Editorial: Emergency Room Patients Continue to Suffer from Racial and Gender Prejudice

If you're in pain and have to go to the emergency room, it's good to be a white man.

A new study finds that women who go to the emergency room for pain treatment are less likely to receive needed pain medications, regardless of their age, ethnicity, or even the sex of the medical professional; relief than men. And nurses are less likely to record how much pain a woman is in.

Perhaps, you might think, women are less likely to show the pain they feel, but the researchers, who looked at patient records in the US and Israel, took care of that. They conducted a parallel experiment in which they told nurses anecdotes about patients' pain, and even then the nurses rated the women's pain as less severe than the men's.

Although the study published in the Proceedings of the National Academy of Sciences is new, the problem is not. A 2022 study published in the Journal of the American Heart Assn. found that women with pain waited in the emergency room almost 30% longer to be seen by a doctor. There are more studies with similar findings.

This is more than forcing some patients to suffer. It may mean missing or delaying the diagnosis of serious problems such as a heart attack. According to the author of the PNAS study, Professor Shoham Choshen-Hillel of the Hebrew University of Jerusalem: “This undertreatment of patients' pain could have serious implications for women's health outcomes, which could lead to poor recovery times.” longer durations, complications or chronic pain. conditions.”

And it's just one aspect of the wildly unequal treatment in emergency rooms.

Latino patients who go to the emergency room with chest pain wait nearly 40% longer (99 minutes instead of 71 minutes) than people from other racial or ethnic groups. Among those admitted as inpatients from the emergency room, Latino patients wait almost twice as long. Minutes can mean the difference between life and death if it is a heart attack.

Black patients with chest pain wait longer than white patients and are less likely than any other group to receive opioids for back pain and migraines. One study found that when Asian patients have to wait, it is longer than white patients. As with women, black and Latino patients were less likely to have their pain assessed.

It is difficult for patients to act as their own advocates even if they see others who came after them being seen first. They don't know who has the most severe symptoms and are careful not to disturb the medical staff. Unless a partner is there with them, their illness or pain may prevent them from speaking for themselves.

Researchers have been making recommendations for years.
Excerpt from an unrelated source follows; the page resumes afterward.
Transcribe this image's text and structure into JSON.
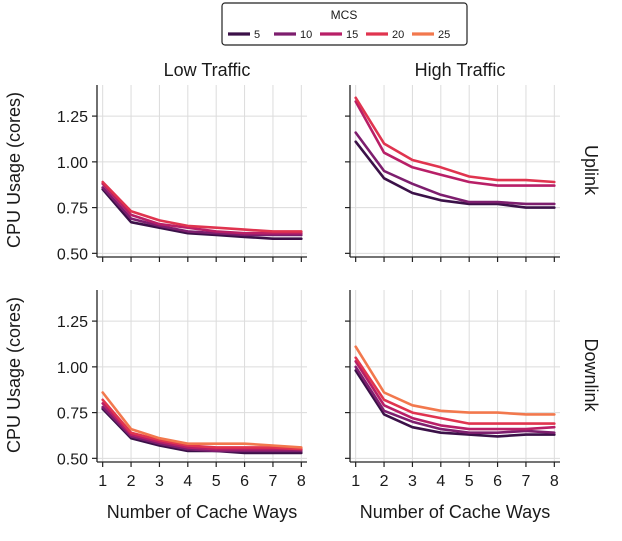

Hospitals need more protocols for a wider range of symptoms, so that, for example, each patient's pain complaint is assessed, which usually means rating the pain on a scale of 1 to 10. Posters in the room Emergency services must inform patients that their pain must be evaluated and they have the right to demand it. Wait times should arise from objective measurements of that pain, as well as other symptoms. Emergency room staff need training to become aware of these disparities. Audits every few years would expose any unequal treatment of patients.

None of this is particularly complicated, and yet the problem persists. A new law signed by Governor Gavin Newsom in September aims to end racial disparities in California emergency rooms and doctors' offices by requiring health facilities to develop patient safety plans and analyze complaints to see if they show patterns by race, ethnicity, and gender.

That's not enough. Patients who receive poor treatment in emergency rooms cannot wait to have their complaints addressed over long periods of time, and what about patients who are too sick to complain?

The state should require clearly posted information for emergency patients so they know their evaluation and treatment rights, and training of medical professionals to recognize racial and gender biases. There should be a set of standardized protocols for the types of medical complaints that are most likely to result in waits and unequal treatment, and independent audits to give hospitals clear information about whether they are on target.

Studying the problem repeatedly will not solve it. Only decisive new rules will achieve this.